Further to a conversation we had in the comments yesterday: it’s rare, but far from unheard of, for scientists and other scholars to switch fields. For instance, I know more than one person who switched from physics to ecology. But the ex-physicists in ecology whom I know all made the switch right after their PhDs, or maybe after a couple of years as physics postdocs. So they were pretty early in their careers when they switched. Thus raising the question: what’s the latest field change any researcher has ever made? I’m particularly interested in cases in which late field-changers went on to make important contributions to their new fields.
Offhand, I bet that many candidates will be mathematicians, or scientists with a lot of mathematical training. Mathematics being a very “portable” tool that’s useful in many fields. Bob May for instance got a PhD in physics in 1959 and became a full professor of physics before switching to ecology in 1972. Similarly, commenter Andrew Krause points us to James Murray. Murray got a PhD in mathematics in 1956 and held positions in applied mathematics and mechanical engineering for at least a decade after that, before becoming a leader in mathematical biology. Andrew also points us to Michael Reed, who got a PhD in mathematical physics in 1969 and worked on quantum theory for at least a decade before switching into mathematical biology. And commenter Ric Charnov notes the Geoff West, of metabolic theory of ecology fame, was a particle physicist in his late 50s when he started working on metabolic ecology, in collaboration with ecologists Jim Brown and Brian Enquist. So maybe a second question to ask is, what’s the latest field switch that wasn’t made by someone with advanced mathematical training?

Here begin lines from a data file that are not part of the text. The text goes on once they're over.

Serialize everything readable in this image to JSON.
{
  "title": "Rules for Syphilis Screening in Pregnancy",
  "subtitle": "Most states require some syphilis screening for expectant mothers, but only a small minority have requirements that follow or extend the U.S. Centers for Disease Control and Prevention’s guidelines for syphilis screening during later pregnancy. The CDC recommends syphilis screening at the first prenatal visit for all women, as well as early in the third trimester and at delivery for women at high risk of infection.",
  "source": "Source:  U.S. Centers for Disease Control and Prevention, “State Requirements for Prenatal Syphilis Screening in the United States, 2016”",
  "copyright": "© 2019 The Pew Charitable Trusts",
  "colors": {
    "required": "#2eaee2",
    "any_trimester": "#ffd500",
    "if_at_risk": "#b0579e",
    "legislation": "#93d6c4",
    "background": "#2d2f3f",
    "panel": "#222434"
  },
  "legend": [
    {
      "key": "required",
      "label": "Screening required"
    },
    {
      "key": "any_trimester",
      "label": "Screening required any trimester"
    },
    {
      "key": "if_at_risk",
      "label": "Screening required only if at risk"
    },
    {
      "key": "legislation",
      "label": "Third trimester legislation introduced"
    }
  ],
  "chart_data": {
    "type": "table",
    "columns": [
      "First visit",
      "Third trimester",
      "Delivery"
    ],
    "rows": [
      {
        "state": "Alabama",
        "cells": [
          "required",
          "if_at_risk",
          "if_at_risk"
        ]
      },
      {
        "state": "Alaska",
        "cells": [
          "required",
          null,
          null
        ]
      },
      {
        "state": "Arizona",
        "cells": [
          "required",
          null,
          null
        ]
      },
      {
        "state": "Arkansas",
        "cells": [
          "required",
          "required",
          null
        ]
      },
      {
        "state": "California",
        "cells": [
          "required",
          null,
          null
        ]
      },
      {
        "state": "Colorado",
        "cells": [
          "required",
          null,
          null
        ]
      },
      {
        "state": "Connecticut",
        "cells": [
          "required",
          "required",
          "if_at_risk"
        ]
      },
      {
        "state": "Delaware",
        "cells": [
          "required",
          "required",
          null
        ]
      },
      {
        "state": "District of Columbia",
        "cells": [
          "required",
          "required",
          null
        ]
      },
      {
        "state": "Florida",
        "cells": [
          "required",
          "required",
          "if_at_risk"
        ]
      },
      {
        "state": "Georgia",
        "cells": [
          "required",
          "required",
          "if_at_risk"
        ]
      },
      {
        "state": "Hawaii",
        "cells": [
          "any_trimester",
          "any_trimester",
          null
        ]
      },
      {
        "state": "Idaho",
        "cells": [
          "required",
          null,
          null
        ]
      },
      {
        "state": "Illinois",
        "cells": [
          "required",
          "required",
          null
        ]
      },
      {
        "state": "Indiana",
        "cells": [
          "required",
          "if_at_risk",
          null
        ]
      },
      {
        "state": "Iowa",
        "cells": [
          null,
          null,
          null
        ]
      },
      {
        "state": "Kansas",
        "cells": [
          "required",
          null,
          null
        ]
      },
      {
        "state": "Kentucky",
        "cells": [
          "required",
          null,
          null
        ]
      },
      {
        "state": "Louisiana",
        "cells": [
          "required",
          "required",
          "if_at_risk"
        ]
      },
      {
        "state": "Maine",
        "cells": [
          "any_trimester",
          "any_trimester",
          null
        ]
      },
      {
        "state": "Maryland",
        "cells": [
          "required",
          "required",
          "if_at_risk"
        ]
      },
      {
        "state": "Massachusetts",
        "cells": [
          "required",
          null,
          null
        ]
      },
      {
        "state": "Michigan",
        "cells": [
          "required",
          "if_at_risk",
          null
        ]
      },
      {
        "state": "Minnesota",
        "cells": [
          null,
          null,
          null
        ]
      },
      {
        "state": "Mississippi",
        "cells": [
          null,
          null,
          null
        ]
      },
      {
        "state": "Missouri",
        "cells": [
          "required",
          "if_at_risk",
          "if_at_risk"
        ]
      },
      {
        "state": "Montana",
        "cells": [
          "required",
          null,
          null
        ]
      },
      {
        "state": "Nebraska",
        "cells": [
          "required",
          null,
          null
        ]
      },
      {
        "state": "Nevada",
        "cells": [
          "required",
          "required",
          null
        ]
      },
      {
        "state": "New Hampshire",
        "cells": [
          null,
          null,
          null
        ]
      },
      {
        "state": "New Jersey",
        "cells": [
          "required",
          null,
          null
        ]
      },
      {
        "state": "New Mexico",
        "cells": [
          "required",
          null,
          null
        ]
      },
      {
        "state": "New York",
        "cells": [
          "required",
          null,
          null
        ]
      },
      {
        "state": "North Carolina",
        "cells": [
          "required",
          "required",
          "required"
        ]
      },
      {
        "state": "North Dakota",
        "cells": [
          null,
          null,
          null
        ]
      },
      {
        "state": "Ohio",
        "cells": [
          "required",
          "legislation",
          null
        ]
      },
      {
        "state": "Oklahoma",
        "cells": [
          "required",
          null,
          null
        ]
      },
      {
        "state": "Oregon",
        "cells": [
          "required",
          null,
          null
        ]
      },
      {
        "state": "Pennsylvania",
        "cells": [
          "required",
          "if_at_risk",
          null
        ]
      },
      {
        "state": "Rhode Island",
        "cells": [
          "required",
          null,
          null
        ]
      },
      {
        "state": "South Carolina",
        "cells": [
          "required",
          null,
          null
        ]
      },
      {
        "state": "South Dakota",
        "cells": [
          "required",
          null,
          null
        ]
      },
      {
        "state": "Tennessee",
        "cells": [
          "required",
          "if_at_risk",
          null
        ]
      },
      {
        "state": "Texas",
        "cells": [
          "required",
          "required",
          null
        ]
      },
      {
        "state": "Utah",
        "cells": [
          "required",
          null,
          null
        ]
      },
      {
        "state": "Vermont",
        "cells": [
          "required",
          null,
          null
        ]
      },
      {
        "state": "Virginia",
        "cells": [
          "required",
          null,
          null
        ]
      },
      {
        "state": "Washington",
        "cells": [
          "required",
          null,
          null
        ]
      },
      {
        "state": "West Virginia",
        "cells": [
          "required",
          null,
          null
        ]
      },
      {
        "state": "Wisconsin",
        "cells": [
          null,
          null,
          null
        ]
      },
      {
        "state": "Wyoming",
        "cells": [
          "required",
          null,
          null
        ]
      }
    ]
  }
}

Casual googling turns up this article (also linked to at the beginning of the post) on scientists who changed fields mid-career. Focuses mostly on biomedical researchers who switched fields while working for pharmaceutical companies.
And there’s this piece on people who started research careers very late, having previously worked in some non-research career. Such as former accountant Julie Dunne, who at the time that piece was written was a 57-year old postdoc in paleoanthropology. And of course, our own Brian McGill spent over a decade working in the computer software industry, before going back to school to become an ecologist.